Actor (another CW show “Jane the Virgin”) turned first-time feature film director Justin Baldoni does an admirable job of keeping the pace from stalling while breaking up the locales, bouncing from one hospital floor to the next, even going outdoors in the frigid cold (being locked out on the roof can’t help those weak lungs). Ultimately the stodgy, overly familiar script unravels his best efforts.
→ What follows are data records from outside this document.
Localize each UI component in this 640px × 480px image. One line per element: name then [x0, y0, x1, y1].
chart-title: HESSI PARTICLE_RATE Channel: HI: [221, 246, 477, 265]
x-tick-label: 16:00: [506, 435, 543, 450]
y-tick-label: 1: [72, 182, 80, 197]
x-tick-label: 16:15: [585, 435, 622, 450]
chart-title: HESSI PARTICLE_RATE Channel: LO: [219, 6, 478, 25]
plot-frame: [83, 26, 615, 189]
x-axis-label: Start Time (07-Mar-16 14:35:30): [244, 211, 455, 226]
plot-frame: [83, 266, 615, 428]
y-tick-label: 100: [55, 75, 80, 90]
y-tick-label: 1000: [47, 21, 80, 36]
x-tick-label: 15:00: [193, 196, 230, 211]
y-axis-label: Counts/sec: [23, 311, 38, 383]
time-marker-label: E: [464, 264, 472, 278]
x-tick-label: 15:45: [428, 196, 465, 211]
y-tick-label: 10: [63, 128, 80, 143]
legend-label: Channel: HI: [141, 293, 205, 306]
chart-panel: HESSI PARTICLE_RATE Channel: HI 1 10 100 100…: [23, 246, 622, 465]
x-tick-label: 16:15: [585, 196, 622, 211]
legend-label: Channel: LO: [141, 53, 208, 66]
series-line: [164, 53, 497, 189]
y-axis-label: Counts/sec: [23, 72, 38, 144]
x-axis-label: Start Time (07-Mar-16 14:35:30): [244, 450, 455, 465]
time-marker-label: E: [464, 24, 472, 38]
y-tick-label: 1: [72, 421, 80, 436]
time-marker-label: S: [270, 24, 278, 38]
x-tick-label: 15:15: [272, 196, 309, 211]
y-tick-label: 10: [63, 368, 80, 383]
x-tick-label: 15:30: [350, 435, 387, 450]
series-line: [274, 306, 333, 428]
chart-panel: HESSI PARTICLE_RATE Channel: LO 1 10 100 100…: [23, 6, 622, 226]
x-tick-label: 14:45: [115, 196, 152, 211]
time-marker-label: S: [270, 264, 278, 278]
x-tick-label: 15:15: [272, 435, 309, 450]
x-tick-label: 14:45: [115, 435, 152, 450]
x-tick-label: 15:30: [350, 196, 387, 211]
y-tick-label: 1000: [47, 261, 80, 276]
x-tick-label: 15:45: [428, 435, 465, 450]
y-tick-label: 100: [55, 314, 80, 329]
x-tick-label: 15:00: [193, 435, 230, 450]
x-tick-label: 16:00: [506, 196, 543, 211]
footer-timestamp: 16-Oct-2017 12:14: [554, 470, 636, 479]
Surprisingly it’s not based on a “young adult novel” though it owes much to other recent YA-based flicks like EVERYTHING, EVERYTHING and particularly THE FAULT IN OUR STARS (sorry, no make-out scene in front of Anne Frank’s house in this one), whose roots go back to DARK VICTORY, LOVE STORY and the TV movie-of-the-week classic “The Boy in the Plastic Bubble”. And at nearly two hours, it feel needlessly “padded” with squabbles and petty turmoils threatening the love birds (“Don’t ask me about Abby”, “Do your meds”, etc.). This all leads up to a now established cliche worthy of Siskel and Ebert (miss those guys). They complained that nobody gets “better” in movie hospitals. That’s compiled here with a relative “newbie”, the “frozen-over pond or lake”, which is sure to put the heroes in deadly danger (look for the “true story” BREAKTHROUGH next week). And this is preceded with the martyrdom of a big character (gotta’ reiterate the seriousness of the illness, but the main couple must be spared for now). Those wanting a good sob will get their wishes fulfilled (and get their noses unclogged), but real romance flick fans deserve better than this big screen take on the old “disease of the week” TV movies. At least the soundtrack (full of pop hits) of FIVE FEET APART didn’t have a “boy band” remix of the old standard “A Fine Romance” though its lyrics fit (“A fine romance…with no kisses”).